L'enquête a aussi mis en lumière des points de vue discordants selon la profession exercée. Comme l'explique Aurore Petigny, « si six Ehpad sur dix jugent la coordination des soins podologiques effective, les pédicures-podologues ont une vision moins positive : seul un tiers d'entre eux ont un accès systématique au dossier médical du résident, 13 % disposent d'un lieu de consultation dédié et les rendez-vous ne sont planifiés que dans 40 % des cas.

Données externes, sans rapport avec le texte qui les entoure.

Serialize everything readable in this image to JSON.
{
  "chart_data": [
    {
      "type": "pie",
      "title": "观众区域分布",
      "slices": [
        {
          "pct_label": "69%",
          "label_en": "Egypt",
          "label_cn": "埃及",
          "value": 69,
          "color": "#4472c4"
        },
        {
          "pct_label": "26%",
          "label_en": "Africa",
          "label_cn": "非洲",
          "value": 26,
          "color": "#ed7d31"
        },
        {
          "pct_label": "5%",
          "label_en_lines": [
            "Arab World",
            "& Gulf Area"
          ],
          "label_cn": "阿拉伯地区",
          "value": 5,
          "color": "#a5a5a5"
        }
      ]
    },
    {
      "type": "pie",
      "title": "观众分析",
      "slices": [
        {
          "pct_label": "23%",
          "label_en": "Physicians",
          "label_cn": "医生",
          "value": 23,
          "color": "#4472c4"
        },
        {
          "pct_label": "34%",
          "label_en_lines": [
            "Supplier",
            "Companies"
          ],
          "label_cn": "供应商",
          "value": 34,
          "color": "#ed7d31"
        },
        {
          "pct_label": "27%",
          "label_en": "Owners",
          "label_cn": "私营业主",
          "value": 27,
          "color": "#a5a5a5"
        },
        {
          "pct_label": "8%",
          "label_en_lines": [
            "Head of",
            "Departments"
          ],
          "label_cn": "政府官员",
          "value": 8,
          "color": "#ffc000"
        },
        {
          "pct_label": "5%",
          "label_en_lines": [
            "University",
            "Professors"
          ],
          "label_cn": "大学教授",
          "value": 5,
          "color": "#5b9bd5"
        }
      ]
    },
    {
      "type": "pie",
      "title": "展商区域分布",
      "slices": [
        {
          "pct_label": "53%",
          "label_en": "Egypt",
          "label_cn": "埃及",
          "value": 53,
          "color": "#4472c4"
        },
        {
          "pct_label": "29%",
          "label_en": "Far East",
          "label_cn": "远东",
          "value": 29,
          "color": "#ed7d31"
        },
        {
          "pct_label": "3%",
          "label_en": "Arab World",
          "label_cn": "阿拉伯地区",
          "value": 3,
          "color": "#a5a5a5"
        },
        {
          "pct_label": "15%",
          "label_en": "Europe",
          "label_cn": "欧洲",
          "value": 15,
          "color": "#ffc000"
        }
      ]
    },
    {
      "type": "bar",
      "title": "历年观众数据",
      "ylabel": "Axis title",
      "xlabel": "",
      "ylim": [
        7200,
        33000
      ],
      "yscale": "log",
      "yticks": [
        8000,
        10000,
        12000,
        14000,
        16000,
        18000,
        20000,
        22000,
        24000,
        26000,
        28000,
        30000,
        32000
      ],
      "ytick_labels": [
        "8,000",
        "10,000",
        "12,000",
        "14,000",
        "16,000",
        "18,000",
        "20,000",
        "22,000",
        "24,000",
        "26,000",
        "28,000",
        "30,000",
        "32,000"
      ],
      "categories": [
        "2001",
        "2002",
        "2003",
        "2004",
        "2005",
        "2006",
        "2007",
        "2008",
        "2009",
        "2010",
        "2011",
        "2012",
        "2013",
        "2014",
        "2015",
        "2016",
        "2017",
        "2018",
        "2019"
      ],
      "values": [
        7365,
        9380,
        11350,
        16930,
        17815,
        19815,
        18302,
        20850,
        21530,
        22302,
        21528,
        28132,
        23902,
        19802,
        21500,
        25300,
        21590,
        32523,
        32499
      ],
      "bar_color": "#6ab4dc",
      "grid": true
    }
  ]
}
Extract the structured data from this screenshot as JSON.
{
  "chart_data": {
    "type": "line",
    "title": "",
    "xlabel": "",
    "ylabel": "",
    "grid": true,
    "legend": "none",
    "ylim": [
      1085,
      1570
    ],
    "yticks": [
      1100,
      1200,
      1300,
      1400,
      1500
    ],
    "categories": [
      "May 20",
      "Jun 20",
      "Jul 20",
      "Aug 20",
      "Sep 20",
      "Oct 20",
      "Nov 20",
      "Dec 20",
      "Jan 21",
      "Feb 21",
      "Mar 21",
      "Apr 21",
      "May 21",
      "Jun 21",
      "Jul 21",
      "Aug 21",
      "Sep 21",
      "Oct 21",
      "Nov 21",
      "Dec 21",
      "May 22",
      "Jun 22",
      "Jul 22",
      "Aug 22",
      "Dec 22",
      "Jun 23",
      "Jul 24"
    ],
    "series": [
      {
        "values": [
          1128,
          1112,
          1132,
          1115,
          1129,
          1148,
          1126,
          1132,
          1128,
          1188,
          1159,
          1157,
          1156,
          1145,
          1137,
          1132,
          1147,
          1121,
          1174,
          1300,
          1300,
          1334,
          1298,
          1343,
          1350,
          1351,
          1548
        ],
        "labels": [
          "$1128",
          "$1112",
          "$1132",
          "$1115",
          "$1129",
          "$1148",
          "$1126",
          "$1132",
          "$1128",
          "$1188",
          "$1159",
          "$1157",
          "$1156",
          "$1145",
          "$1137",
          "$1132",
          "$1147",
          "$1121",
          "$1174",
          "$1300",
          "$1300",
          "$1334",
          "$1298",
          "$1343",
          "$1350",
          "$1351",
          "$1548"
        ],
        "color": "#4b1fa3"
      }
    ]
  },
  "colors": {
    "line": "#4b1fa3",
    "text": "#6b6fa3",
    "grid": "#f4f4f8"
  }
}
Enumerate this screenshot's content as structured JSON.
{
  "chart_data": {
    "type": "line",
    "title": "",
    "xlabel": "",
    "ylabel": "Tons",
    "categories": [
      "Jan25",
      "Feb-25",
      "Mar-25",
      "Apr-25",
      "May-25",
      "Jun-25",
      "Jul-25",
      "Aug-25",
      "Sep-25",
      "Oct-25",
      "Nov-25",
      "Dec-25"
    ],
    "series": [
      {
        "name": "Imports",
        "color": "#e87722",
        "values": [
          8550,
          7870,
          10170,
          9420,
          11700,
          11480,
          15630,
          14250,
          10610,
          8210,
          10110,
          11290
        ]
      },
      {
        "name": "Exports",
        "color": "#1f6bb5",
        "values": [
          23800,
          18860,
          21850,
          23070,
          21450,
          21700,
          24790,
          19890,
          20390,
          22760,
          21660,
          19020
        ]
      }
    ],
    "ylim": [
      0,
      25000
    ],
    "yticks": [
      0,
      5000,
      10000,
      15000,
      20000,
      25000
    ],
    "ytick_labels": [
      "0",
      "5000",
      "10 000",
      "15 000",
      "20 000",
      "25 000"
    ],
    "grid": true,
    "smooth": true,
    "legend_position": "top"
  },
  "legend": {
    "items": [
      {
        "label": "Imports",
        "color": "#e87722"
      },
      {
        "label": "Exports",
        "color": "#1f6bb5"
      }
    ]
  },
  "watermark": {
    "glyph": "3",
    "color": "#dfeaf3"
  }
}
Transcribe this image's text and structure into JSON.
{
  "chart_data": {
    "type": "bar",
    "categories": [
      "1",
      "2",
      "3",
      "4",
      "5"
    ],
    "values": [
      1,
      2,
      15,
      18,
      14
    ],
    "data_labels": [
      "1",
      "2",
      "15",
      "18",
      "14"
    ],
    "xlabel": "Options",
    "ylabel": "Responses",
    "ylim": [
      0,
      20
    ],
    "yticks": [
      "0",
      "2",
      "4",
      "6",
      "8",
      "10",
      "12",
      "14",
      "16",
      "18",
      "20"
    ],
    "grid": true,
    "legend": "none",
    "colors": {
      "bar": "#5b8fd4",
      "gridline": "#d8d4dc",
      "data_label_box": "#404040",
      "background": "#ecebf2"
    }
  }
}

Au final, moins de 50 % des pédicures-podologues considèrent que l'organisation des soins des pieds est adaptée en Ehpad ». D'autre part, si deux tiers des établissements répondants soulignent que l'intervention des spécialistes arrive toujours ou souvent au moment où les soins sont nécessaires, seuls 53 % des pédicures-podologues partagent cet avis.
Préconisations
« La profession de pédicure-podologue doit être mieux connue par les professionnels des établissements et par les familles. Un autre frein à l'accès à ces soins réside dans le fait qu'ils ne sont pas remboursés, sauf pour les patients diabétiques de grade sévère », souligne Aurore Petigny. Un constat auquel souscrit pleinement le Dr Dominique Bollotte, conseiller médical à la direction de l'autonomie de l'ARS Bourgogne-Franche-Comté : « La connaissance par le grand public des missions des pédicures-podologues se limite souvent à la coupe des ongles, raison pour laquelle l'URPS envisage une campagne de communication auprès de la population générale, mais également en direction des professions médicales et paramédicales. Aujourd'hui, les aides-soignantes, qui constatent un problème au niveau des pieds pendant la toilette, n'ont pas toujours le réflexe d'alerter l'infirmière, qui pourra elle-même hésiter à solliciter un pédicure-podologue. Des formations sont sans doute nécessaires au-delà de la sensibilisation. Mais il est vrai que le non-remboursement de ces soins génère aussi du non-recours. » D'où la suggestion faite par plusieurs membres du groupe de travail de l'ARS de demander une aide au financement pour prévenir les difficultés croissantes liées à l'avancée en âge : déformation des articulations, pieds trop plats ou trop creux en raison de troubles neurologiques, de séquelles d'accident vasculaire cérébral ou de diabète... « Les pédicures-podologues peuvent se déplacer facilement en Ehpad. C'est un élément facilitateur. Il faut également rappeler aux résidents l'importance de ne pas interrompre les différents suivis médicaux, les consultations régulières chez le diabétologue par exemple », poursuit le Dr Dominique Bollotte qui encourage par ailleurs la réalisation d'un examen podologique dans les semaines suivant l'entrée en institution, ainsi que l'identification d'un pédicure-podologue référent dans chaque Ehpad.
Le médecin de l'ARS est enfin attaché au rappel de quelques règles simples pour prévenir les chutes des personnes âgées : disposer d'un chaussage adéquat et évoluer dans un environnement sécurisé. « Le port de chaussons Chut est sécurisant et pris en charge par l'assurance maladie », conclut-il.